The sickly and the trembling,
Like we took the cheapest flight out of hell
And reality has the mother of all jetlags.
But…
It’s fine, it’s fine, all shits and giggles, but I’ll put it like this:
Imagine my chest is a cheap set of bellows,
And my mouth is some weird instrument that only weirdos learn to play.
That would be quite tiring, would it not?
To be quite frank, I’d quite like to feel well now.

On The Bus

On the bus, and it’s an odd thing, because where are we now?
Don’t you think?
Could you look me in the eye please?
Yeah, it’s a belly alright,
Where we sit row by row.
This be its belly, but don't fear.
The monster’s benign.
Don’t you think though?
We’re its shifting gizzards, and all our sickly motions.
Such a beastly carapace, and the reek of intent!

That’s us, the smell, so don’t blame the demon, don't blame the beast.

There’s a thick haze, clouds not the eyes though.
Different senses.
It’s the smell of vaporous dreams and destinations.
You’ll not look at me, not see me.
This place is not a place. This where is not a where.

The place between the “where”s.

The view changes. Breathing by my side.
I looked up and they where all dead in the aisles,
In the seats, hanging by the handrails.
I had never known them, never would.
So much loss to be a stranger…

I am a fish, you too, and this a tank filled with time and such humanity.
The dead lie around me and the view is always changing.

Don’t you think though, strange corpse?
Dead in your right time,
But dead for me now, in mine.
Oh, you’re such a tender young thing,
And you’re good to humour an old man.
But you’ll not look at me, I know that much.

My stop? Oh no, not for me.
Not for me.
Not for me.

Thursday 25 March 2010

Love; noun/adjective :

Listen to this word, and forget for a moment how fucking ridiculous it is.

Listen to this word, how they speak it, how they spit it,

And still they tremble where they lie.

They tremble, but they don’t know why.


Love, in your throat,

Like an egg rolling down your tongue, clipped by a bit lip.

Love…

A hesitation, and no one knows the last part, no one dares…
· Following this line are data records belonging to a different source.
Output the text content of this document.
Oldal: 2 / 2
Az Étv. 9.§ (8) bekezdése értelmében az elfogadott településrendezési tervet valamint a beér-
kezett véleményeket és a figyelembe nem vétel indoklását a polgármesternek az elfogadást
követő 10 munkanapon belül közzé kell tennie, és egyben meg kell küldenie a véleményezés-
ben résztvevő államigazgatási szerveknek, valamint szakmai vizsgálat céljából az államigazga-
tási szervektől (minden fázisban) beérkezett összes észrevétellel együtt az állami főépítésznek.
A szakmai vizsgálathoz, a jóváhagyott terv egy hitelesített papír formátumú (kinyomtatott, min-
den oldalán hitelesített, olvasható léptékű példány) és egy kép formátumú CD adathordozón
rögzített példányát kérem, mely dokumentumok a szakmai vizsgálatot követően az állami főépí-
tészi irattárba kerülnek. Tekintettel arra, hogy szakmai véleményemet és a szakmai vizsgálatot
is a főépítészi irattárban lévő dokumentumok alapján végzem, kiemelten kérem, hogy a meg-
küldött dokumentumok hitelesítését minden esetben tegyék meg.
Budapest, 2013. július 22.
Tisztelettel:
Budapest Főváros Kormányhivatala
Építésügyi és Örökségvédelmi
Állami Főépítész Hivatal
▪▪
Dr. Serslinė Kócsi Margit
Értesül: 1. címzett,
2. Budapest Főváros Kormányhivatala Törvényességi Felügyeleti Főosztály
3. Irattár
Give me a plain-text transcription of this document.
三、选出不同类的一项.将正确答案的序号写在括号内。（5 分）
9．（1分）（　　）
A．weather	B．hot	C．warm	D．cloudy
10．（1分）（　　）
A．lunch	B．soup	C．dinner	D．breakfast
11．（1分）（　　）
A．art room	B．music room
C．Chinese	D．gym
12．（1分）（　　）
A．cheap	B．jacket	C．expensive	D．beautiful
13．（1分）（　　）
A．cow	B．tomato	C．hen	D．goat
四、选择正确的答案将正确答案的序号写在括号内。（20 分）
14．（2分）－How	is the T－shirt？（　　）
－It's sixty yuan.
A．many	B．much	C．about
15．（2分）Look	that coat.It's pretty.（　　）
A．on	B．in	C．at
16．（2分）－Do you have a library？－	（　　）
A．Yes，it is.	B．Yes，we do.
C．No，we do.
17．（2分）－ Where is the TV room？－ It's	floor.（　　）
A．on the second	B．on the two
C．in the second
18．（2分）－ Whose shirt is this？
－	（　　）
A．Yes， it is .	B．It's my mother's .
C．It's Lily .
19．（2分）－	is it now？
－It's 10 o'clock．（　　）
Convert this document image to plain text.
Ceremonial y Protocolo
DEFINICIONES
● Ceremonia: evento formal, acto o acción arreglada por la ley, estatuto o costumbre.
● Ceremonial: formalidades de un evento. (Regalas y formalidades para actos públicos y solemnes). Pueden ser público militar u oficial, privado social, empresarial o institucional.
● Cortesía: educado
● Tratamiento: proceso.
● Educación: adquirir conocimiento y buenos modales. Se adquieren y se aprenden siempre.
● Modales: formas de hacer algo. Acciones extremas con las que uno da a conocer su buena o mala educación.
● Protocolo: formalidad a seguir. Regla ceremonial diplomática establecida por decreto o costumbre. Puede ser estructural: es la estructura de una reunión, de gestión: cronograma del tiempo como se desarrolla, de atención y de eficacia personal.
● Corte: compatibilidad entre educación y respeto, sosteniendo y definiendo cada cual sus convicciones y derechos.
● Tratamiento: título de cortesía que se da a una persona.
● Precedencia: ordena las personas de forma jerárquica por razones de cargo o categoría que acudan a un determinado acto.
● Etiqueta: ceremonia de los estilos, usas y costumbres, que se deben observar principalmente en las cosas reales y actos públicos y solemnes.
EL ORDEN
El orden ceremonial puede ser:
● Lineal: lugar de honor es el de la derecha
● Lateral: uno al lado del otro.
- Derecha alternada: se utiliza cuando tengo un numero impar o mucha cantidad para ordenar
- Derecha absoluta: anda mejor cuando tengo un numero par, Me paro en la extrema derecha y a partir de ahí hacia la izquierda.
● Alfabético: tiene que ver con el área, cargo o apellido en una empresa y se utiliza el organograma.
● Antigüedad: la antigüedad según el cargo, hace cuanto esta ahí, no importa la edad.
And that word of eagerness, when violence is done and the world doesn’t give a shit?

What will we call that?

That is not our word.


Ours is a frightful thing, and bright.

Ours is liquid and sharp, hidden truth in brazen lies,

Lonely dots in shining eyes.


Life wearing Death’s robes

Death robed in Life’s.


Listen, to this word, which is a confession.

Listen. This is happening now.

You’ve broken through the ice, the lake is full of oil

And you’re drowning.


And sure we’re crass,

But we’ve come to the heart of the matter.

This love, this heavy love,

These hands and the great plains of the dead.


Speak the word, and become a lover,

And a lover is but a barren thing,

And two lovers are but two barren things.

In each other’s arms, still, they turn away.

Monday 8 March 2010

As the coach pulled out of Copenhagen

Human thing of laughing hollows, conspiracy and murder.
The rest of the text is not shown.